Пепел перемен, Том 4: Ни богов, ни королей - Илья Витальевич Карпов
Шрифт:
Интервал:
Закладка:
— Ну вот, пьянь! До чертей допился! Верно тебе говорили, бросай это дело! Видишь, до чего теперь дошло? Ну, ничего, проспишься, а наутро меня как ни бывало. Только чтоб больше ни капли в рот, понял⁈
Выпалив это, он спрыгнул с табуретки и спрятался за тюремщика. Впрочем, в отличие от Хоба, Верн оказался тощим, как жердь, так что чёрту не удалось скрыться за ним полностью.
— Ну чего там? Уснул? — послышался нетерпеливый шёпот из-за спины тюремщика.
— Не, пялится ещё, — тихо отозвался тот.
— Чтоб его! Может, плеснуть ему, а? Тогда и вырубится…
Наёмник лежал неподвижно, пытаясь осознать происходящее, а улыбка сама собой наползла на лицо.
— Гурх? Это что, ты?
Чёрт осторожно выглянул из-за спины тюремщика.
— Чтоб мне в пекле изжариться! Этот голос… Таринор?
— Он самый, — наёмник привстал и подсел ближе к решётке. — Ты чего здесь делаешь?

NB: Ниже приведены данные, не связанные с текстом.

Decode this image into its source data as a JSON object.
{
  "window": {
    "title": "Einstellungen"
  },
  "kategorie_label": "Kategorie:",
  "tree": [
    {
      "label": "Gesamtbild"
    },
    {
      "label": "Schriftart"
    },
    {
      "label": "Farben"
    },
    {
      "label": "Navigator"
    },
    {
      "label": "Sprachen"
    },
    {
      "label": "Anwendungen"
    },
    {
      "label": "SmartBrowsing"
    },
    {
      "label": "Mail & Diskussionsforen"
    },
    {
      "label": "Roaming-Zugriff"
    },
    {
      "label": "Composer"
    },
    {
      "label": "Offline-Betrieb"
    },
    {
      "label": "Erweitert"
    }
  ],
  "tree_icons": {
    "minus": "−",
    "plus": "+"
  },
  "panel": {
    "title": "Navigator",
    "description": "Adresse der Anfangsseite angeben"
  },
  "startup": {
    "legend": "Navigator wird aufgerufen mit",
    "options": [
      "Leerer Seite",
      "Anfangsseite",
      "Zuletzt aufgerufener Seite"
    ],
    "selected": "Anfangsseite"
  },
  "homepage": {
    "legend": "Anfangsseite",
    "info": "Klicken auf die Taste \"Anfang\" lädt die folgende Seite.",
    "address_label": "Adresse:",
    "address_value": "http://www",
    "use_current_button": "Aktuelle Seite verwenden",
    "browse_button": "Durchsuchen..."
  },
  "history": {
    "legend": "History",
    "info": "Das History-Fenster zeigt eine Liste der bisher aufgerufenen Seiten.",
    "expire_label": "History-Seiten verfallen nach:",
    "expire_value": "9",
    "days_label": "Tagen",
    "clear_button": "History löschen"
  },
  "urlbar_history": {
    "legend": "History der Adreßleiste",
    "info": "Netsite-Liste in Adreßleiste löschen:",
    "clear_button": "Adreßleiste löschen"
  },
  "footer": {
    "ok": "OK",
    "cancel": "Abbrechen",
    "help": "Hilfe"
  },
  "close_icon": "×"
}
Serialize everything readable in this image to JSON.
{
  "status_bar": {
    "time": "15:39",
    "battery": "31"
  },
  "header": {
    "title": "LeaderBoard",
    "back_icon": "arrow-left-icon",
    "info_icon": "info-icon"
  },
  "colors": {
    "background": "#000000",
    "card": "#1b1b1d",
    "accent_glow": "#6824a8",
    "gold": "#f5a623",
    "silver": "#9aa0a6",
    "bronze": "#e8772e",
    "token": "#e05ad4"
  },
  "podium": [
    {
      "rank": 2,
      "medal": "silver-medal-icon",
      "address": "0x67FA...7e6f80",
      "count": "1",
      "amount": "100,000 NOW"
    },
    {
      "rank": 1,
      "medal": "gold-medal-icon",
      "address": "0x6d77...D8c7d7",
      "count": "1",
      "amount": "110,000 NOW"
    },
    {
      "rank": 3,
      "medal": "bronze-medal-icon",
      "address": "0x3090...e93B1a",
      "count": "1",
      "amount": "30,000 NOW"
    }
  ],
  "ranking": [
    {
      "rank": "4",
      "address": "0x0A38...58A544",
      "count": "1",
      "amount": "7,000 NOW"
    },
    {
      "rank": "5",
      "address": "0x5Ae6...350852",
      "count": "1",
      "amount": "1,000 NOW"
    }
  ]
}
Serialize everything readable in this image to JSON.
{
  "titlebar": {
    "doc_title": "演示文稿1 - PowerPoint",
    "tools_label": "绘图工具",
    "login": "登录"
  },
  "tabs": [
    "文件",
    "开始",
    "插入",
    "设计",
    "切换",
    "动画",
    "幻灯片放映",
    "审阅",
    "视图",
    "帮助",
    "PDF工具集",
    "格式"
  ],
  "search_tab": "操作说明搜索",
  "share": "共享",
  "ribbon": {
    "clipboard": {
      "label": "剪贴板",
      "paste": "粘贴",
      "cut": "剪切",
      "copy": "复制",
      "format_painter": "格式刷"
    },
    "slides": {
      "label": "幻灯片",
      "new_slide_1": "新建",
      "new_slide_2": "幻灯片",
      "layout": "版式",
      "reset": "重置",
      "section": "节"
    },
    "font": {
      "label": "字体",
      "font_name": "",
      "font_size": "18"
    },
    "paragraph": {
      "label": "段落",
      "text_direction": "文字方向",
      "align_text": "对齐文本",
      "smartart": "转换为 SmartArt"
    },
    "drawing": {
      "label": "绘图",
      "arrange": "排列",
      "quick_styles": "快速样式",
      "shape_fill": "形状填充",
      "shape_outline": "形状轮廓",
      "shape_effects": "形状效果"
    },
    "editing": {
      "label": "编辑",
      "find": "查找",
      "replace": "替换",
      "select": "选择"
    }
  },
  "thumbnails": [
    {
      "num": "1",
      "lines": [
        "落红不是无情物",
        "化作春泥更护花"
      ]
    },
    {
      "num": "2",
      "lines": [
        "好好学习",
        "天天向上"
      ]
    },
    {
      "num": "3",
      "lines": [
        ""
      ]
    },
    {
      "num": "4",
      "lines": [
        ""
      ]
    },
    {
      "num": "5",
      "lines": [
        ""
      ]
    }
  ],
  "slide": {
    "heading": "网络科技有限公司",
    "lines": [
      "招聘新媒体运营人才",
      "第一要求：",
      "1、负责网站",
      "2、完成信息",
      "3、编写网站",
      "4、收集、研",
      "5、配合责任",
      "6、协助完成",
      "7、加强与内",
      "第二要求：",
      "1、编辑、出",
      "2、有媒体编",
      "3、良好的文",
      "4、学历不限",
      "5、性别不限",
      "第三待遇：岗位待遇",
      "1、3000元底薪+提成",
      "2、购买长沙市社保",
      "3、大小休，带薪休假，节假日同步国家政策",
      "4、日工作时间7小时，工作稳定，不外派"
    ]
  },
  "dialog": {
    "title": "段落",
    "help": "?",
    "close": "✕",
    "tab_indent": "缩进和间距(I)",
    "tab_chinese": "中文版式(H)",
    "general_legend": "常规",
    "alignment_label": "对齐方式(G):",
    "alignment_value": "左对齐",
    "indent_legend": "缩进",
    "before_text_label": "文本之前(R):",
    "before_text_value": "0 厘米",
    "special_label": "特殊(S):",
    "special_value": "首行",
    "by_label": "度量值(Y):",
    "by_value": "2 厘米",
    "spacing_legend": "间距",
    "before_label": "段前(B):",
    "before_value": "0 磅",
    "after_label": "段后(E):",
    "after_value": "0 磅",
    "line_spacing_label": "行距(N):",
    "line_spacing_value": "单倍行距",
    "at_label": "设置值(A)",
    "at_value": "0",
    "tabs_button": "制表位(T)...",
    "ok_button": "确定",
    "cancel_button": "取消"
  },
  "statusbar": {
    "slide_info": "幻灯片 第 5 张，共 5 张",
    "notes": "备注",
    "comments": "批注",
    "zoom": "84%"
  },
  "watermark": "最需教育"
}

— Я? Да так, живу, — Гурх выпрыгнул из-за укрытия и подпрыгнул к прутьям. — Ох, тебя ж совсем не узнать, зарос, как козёл… Негоже тебе тут прозябать! Верн, можешь дверцу-то отворить? Это приятель мой, я ему жизнью обязан.
— Ну, я ж это… Не положено… — промямлил обескураженный тюремщик.
— Я тебе долг карточный прощу.
— Весь?
— Мечтай! Половину.
— Эх, — тюремщик почесал залысину на голове и, махнув рукой, поднялся на ноги, — ладно.
Вскоре для наёмника уже раздобыли снеди и лишнюю кружку.
— Промочи горло, парень, — Гурх заботливо налил из бутыля. — Это, конечно, не тот чудесный напиток, которым ты меня в прошлый раз потчевал, но уж чем богаты. Рассказывай.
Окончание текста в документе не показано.